"Every day is always fresh. With know mistakes in it." -Anne of Green Gables
I think that quote explains why I'm always so in love with a new year! A new days is nice, but how about an entire year that is yet flawless?
2010 was a crazy year for me. Usually by the end of the year I'm going, "no way it's over already?" and usually as I get older time seems to speed up. But so much took place in the last 12 months, that it's hard to imagine it all could have happened in such a short span of time.
My oldest sister was engaged and married. I got my license and opened my first bank account. Started my senior year. Was baptized....those are only the first physical things that come to mind, if you look at the area of writing, I could say, wrote my first 2 songs, started and managed a blog ;), finished a short story that I would like to call my finest work, entered a writing contest (with a different short story), finished 2 journals (I usually only go through 1) and made headway on the book I'll eventually finish. As far as spiritually, I think I'm a different person. It's weird and amazing to look back because all the time the changes were taking place I was clueless. But looking at the relationship I had with God at the start of last year and looking at what we have now is something next to unreal! If I could match that growth throughout this year and accomplish nothing else, I could call the year a success.
That's actually a hard thought for me to wrap my mind around. I want so much from this year...and I'm gonna get so much I'm not sure I'm ready for. It's crazy to think that I'll be a college student before this year is over. An adult...how did I not see this coming?
I'm happy to say though, that I'm actually excited about the future. For the longest time I was only able to see the things I was going to miss and the things I was unsure of. But I asked God for a glimpse of my future, for inspiration and excitement about all the things he has in store for me. Now I'm chomping at the bit over here!
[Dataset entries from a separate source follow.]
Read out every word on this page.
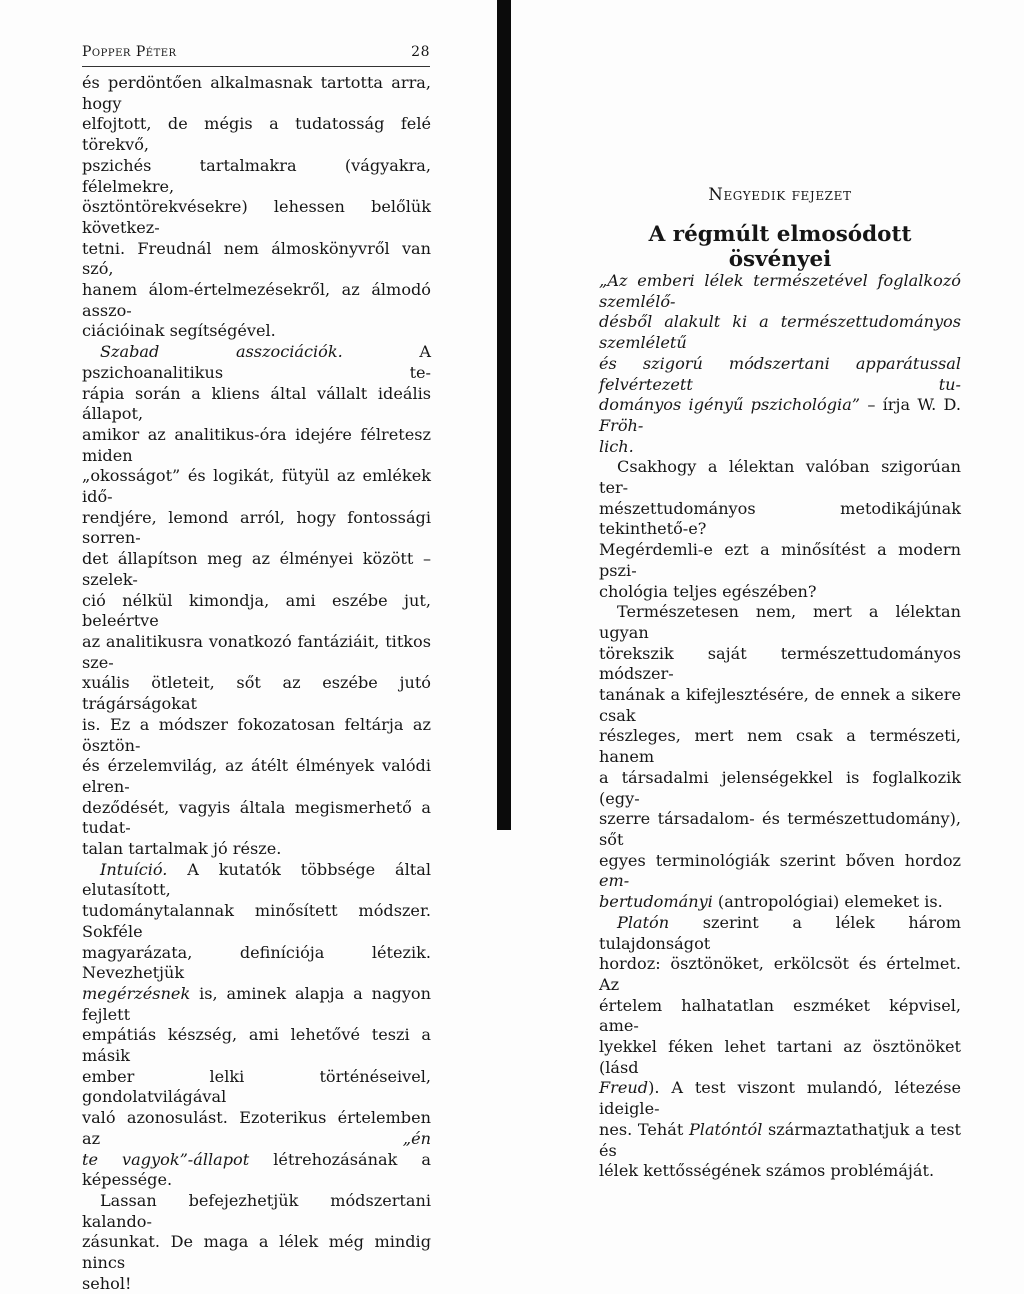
Popper Péter	28
és perdöntően alkalmasnak tartotta arra, hogy
elfojtott, de mégis a tudatosság felé törekvő,
pszichés tartalmakra (vágyakra, félelmekre,
ösztöntörekvésekre) lehessen belőlük következ-
tetni. Freudnál nem álmoskönyvről van szó,
hanem álom-értelmezésekről, az álmodó asszo-
ciációinak segítségével.
Szabad asszociációk. A pszichoanalitikus te-
rápia során a kliens által vállalt ideális állapot,
amikor az analitikus-óra idejére félretesz miden
„okosságot” és logikát, fütyül az emlékek idő-
rendjére, lemond arról, hogy fontossági sorren-
det állapítson meg az élményei között – szelek-
ció nélkül kimondja, ami eszébe jut, beleértve
az analitikusra vonatkozó fantáziáit, titkos sze-
xuális ötleteit, sőt az eszébe jutó trágárságokat
is. Ez a módszer fokozatosan feltárja az ösztön-
és érzelemvilág, az átélt élmények valódi elren-
deződését, vagyis általa megismerhető a tudat-
talan tartalmak jó része.
Intuíció. A kutatók többsége által elutasított,
tudománytalannak minősített módszer. Sokféle
magyarázata, definíciója létezik. Nevezhetjük
megérzésnek is, aminek alapja a nagyon fejlett
empátiás készség, ami lehetővé teszi a másik
ember lelki történéseivel, gondolatvilágával
való azonosulást. Ezoterikus értelemben az „én
te vagyok”-állapot létrehozásának a képessége.
Lassan befejezhetjük módszertani kalando-
zásunkat. De maga a lélek még mindig nincs
sehol!
Negyedik fejezet
A régmúlt elmosódott ösvényei
„Az emberi lélek természetével foglalkozó szemlélő-
désből alakult ki a természettudományos szemléletű
és szigorú módszertani apparátussal felvértezett tu-
dományos igényű pszichológia” – írja W. D. Fröh-
lich.
Csakhogy a lélektan valóban szigorúan ter-
mészettudományos metodikájúnak tekinthető-e?
Megérdemli-e ezt a minősítést a modern pszi-
chológia teljes egészében?
Természetesen nem, mert a lélektan ugyan
törekszik saját természettudományos módszer-
tanának a kifejlesztésére, de ennek a sikere csak
részleges, mert nem csak a természeti, hanem
a társadalmi jelenségekkel is foglalkozik (egy-
szerre társadalom- és természettudomány), sőt
egyes terminológiák szerint bőven hordoz em-
bertudományi (antropológiai) elemeket is.
Platón szerint a lélek három tulajdonságot
hordoz: ösztönöket, erkölcsöt és értelmet. Az
értelem halhatatlan eszméket képvisel, ame-
lyekkel féken lehet tartani az ösztönöket (lásd
Freud). A test viszont mulandó, létezése ideigle-
nes. Tehát Platóntól származtathatjuk a test és
lélek kettősségének számos problémáját.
In 2010 I also learned that I loved God. It sounds so strange because I've been a christian my whole life but I always took that part for granted. I believed that he sent his son to die for me, so it makes logical sense that he loves me. But outside of logic and reason, I love him! and I'm sure of his love for me...Let me just say, you can't beat that feeling! Not like there haven't been times since then that I've felt distant from God. It's not a fireworks feeling for me. It's just there as steady knowledge that I can always fall back on.